As regards the first part of the Question, I would invite the attention of my hon. and gallant Friend to the reply which I gave to the hon. Member for the English Universities (Mr. Harvey) on 26th May. As regards the remainder of the Question a considerable amount of progress has been made in other African territories in regard to the establishment of properly equipped rest camps for the use of migrant labourers. In Northern Rhodesia, ten rest camps had been constructed at the end of 1940 for the use of labour proceeding to and from the mines, and during the following year other labour routes within the territory were surveyed by the Labour Department, with a view to the erection of further camps at suitable sites. These routes included those from Barotseland to Livingstone and from the Western areas to the Copperbelt area. Camps have also been constructed, or are in process of construction, in Nyasaland. In Tanganyika, no less than nineteen Government labour camps had been established along the main labour routes by the end of 1941, to eighteen of which dispensaries were attached. In Kenya, Labour Department rest camps have been provided at Nairobi, Kisumu and Mombasa. In the Gold Coast, there were at the beginning of last year fifteen Government labour camps constructed at points along the labour routes from the north, as well as three refuges for labourers in need of assistance at Kumasi, Salaga and Tamale. In addition, there were over twenty caravanseries along the routes in the Northern Territories, which are administered by Native Authorities.

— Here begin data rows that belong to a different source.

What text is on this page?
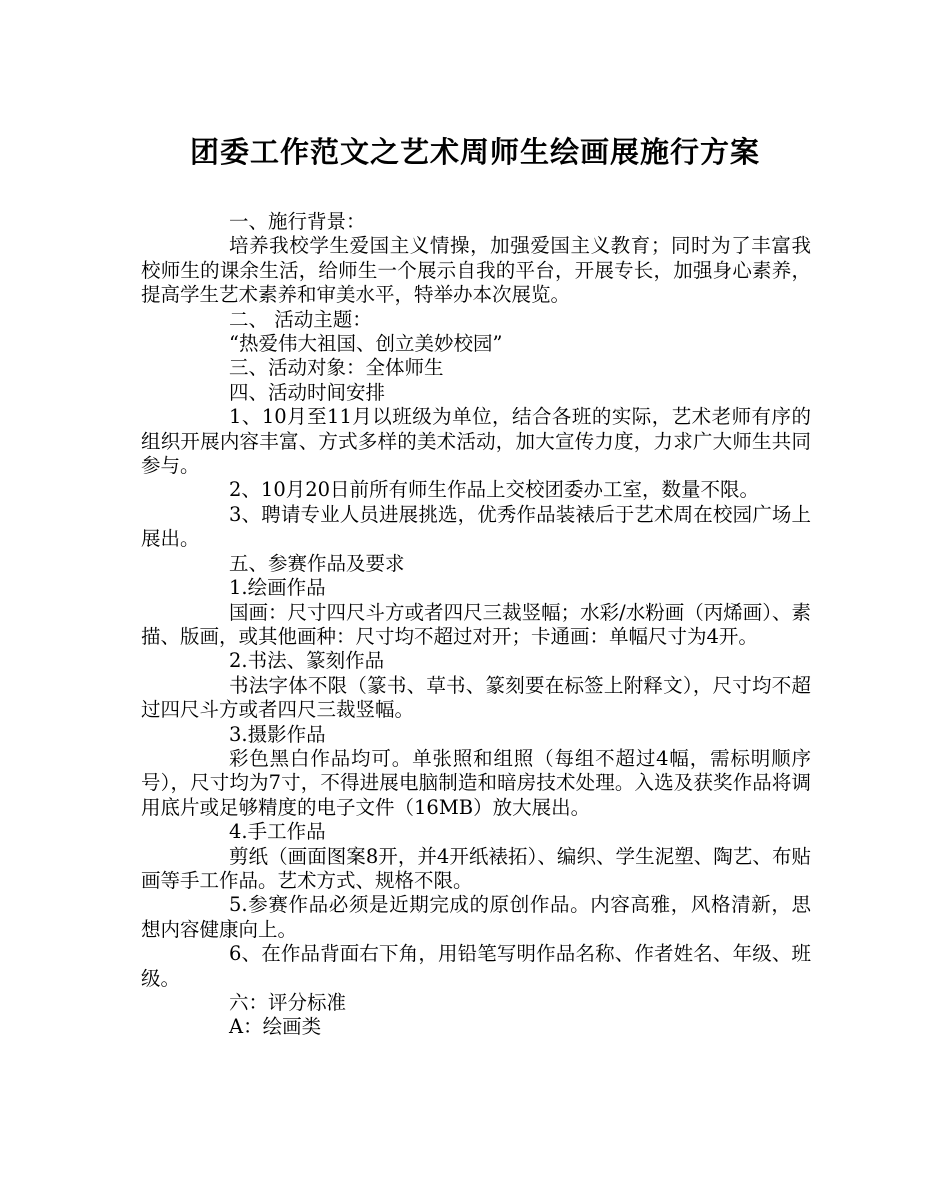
团委工作范文之艺术周师生绘画展施行方案

一、施行背景：

培养我校学生爱国主义情操，加强爱国主义教育；同时为了丰富我校师生的课余生活，给师生一个展示自我的平台，开展专长，加强身心素养，提高学生艺术素养和审美水平，特举办本次展览。

二、 活动主题：

“热爱伟大祖国、创立美妙校园”

三、活动对象：全体师生

四、活动时间安排

1、10月至11月以班级为单位，结合各班的实际，艺术老师有序的组织开展内容丰富、方式多样的美术活动，加大宣传力度，力求广大师生共同参与。

2、10月20日前所有师生作品上交校团委办工室，数量不限。

3、聘请专业人员进展挑选，优秀作品装裱后于艺术周在校园广场上展出。

五、参赛作品及要求

1.绘画作品

国画：尺寸四尺斗方或者四尺三裁竖幅；水彩/水粉画（丙烯画）、素描、版画，或其他画种：尺寸均不超过对开；卡通画：单幅尺寸为4开。

2.书法、篆刻作品

书法字体不限（篆书、草书、篆刻要在标签上附释文），尺寸均不超过四尺斗方或者四尺三裁竖幅。

3.摄影作品

彩色黑白作品均可。单张照和组照（每组不超过4幅，需标明顺序号），尺寸均为7寸，不得进展电脑制造和暗房技术处理。入选及获奖作品将调用底片或足够精度的电子文件（16MB）放大展出。

4.手工作品

剪纸（画面图案8开，并4开纸裱拓）、编织、学生泥塑、陶艺、布贴画等手工作品。艺术方式、规格不限。

5.参赛作品必须是近期完成的原创作品。内容高雅，风格清新，思想内容健康向上。

6、在作品背面右下角，用铅笔写明作品名称、作者姓名、年级、班级。

六：评分标准

A：绘画类
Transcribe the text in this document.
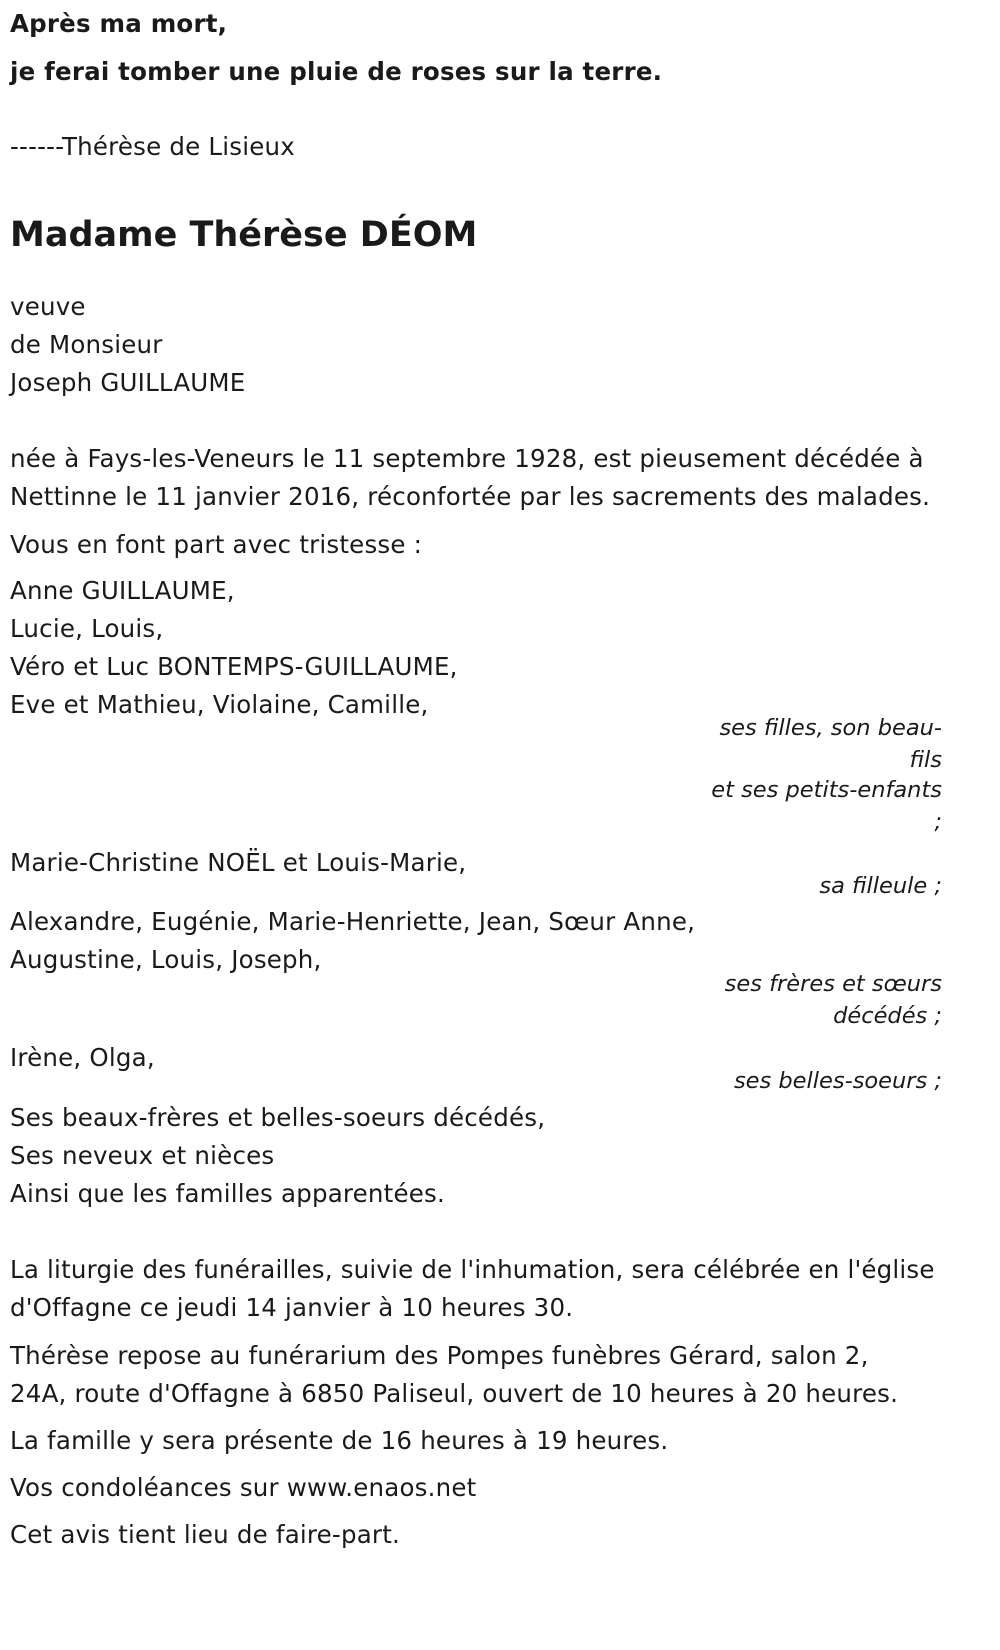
Après ma mort,

je ferai tomber une pluie de roses sur la terre.

------Thérèse de Lisieux

Madame Thérèse DÉOM

veuve

de Monsieur

Joseph GUILLAUME

née à Fays-les-Veneurs le 11 septembre 1928, est pieusement décédée à

Nettinne le 11 janvier 2016, réconfortée par les sacrements des malades.

Vous en font part avec tristesse :

Anne GUILLAUME,

Lucie, Louis,

Véro et Luc BONTEMPS-GUILLAUME,

Eve et Mathieu, Violaine, Camille,

ses filles, son beau-fils

et ses petits-enfants ;

Marie-Christine NOËL et Louis-Marie,

sa filleule ;

Alexandre, Eugénie, Marie-Henriette, Jean, Sœur Anne,

Augustine, Louis, Joseph,

ses frères et sœurs décédés ;

Irène, Olga,

ses belles-soeurs ;

Ses beaux-frères et belles-soeurs décédés,

Ses neveux et nièces

Ainsi que les familles apparentées.

La liturgie des funérailles, suivie de l'inhumation, sera célébrée en l'église

d'Offagne ce jeudi 14 janvier à 10 heures 30.

Thérèse repose au funérarium des Pompes funèbres Gérard, salon 2,

24A, route d'Offagne à 6850 Paliseul, ouvert de 10 heures à 20 heures.

La famille y sera présente de 16 heures à 19 heures.

Vos condoléances sur www.enaos.net

Cet avis tient lieu de faire-part.
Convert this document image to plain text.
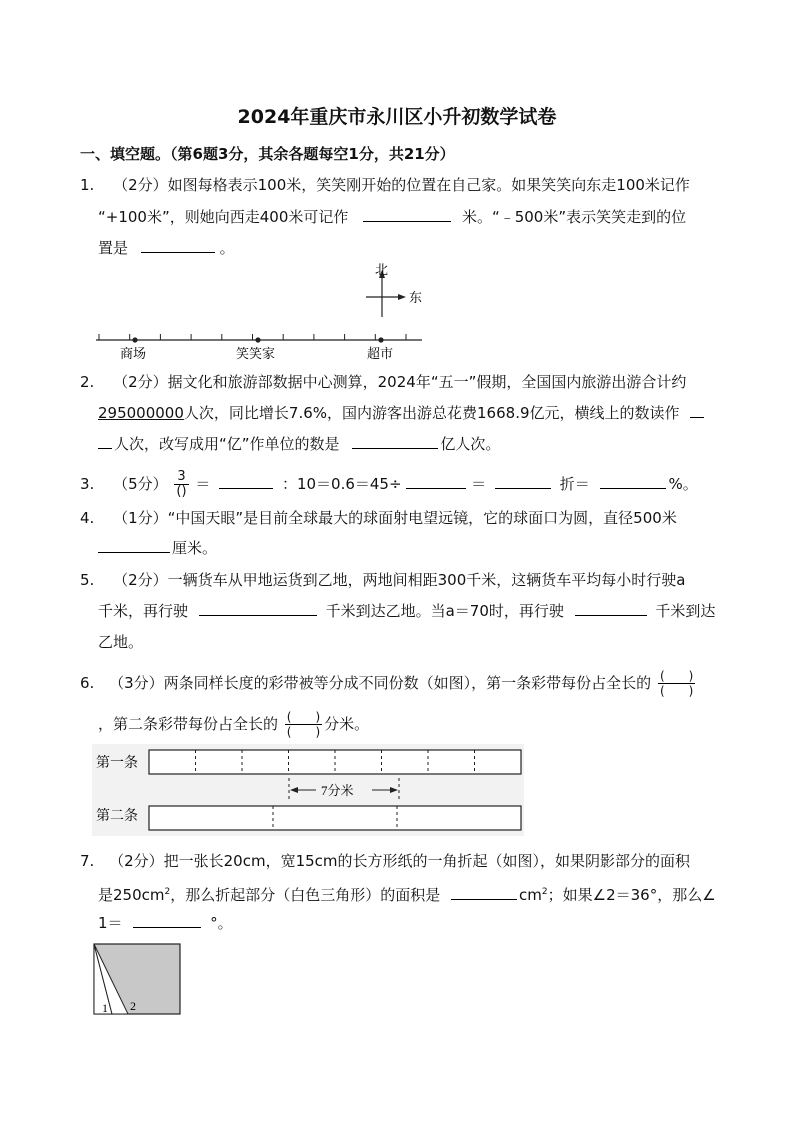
2024年重庆市永川区小升初数学试卷
一、填空题。（第6题3分，其余各题每空1分，共21分）
1. （2分）如图每格表示100米，笑笑刚开始的位置在自己家。如果笑笑向东走100米记作
“+100米”，则她向西走400米可记作	米。“﹣500米”表示笑笑走到的位
置是	。
北
东
商场	笑笑家	超市
2. （2分）据文化和旅游部数据中心测算，2024年“五一”假期，全国国内旅游出游合计约
295000000人次，同比增长7.6%，国内游客出游总花费1668.9亿元，横线上的数读作
人次，改写成用“亿”作单位的数是	亿人次。
3. （5分） $\frac{3}{()}$ ＝	：10＝0.6＝45÷	＝	折＝	%。
4. （1分）“中国天眼”是目前全球最大的球面射电望远镜，它的球面口为圆，直径500米
厘米。
5. （2分）一辆货车从甲地运货到乙地，两地间相距300千米，这辆货车平均每小时行驶a
千米，再行驶	千米到达乙地。当a＝70时，再行驶	千米到达
乙地。
6. （3分）两条同样长度的彩带被等分成不同份数（如图），第一条彩带每份占全长的 $\frac{( )}{( )}$
，第二条彩带每份占全长的 $\frac{( )}{( )}$ 分米。
第一条
7分米
第二条
7. （2分）把一张长20cm，宽15cm的长方形纸的一角折起（如图），如果阴影部分的面积
是$250cm^2$，那么折起部分（白色三角形）的面积是	$cm^2$；如果∠2＝36°，那么∠
1＝	°。
1 2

In Nigeria, the Labour Department was only established last autumn, and this question is no doubt one to which it will give early attention. Government transit camps, have, however, been set up to accommodate the labour conscripted for the tin-mining areas. The labourers are sent in the first instance to these camps for medical attention and rest after their journey, and then on to Government reception camps established in the mining area itself, where they remain pending their allocation to the various mines. I have so far received no applications for assistance under the Colonial Development and Welfare Act for the construction or maintenance of camps of this nature, but I should be prepared to consider them on their merits.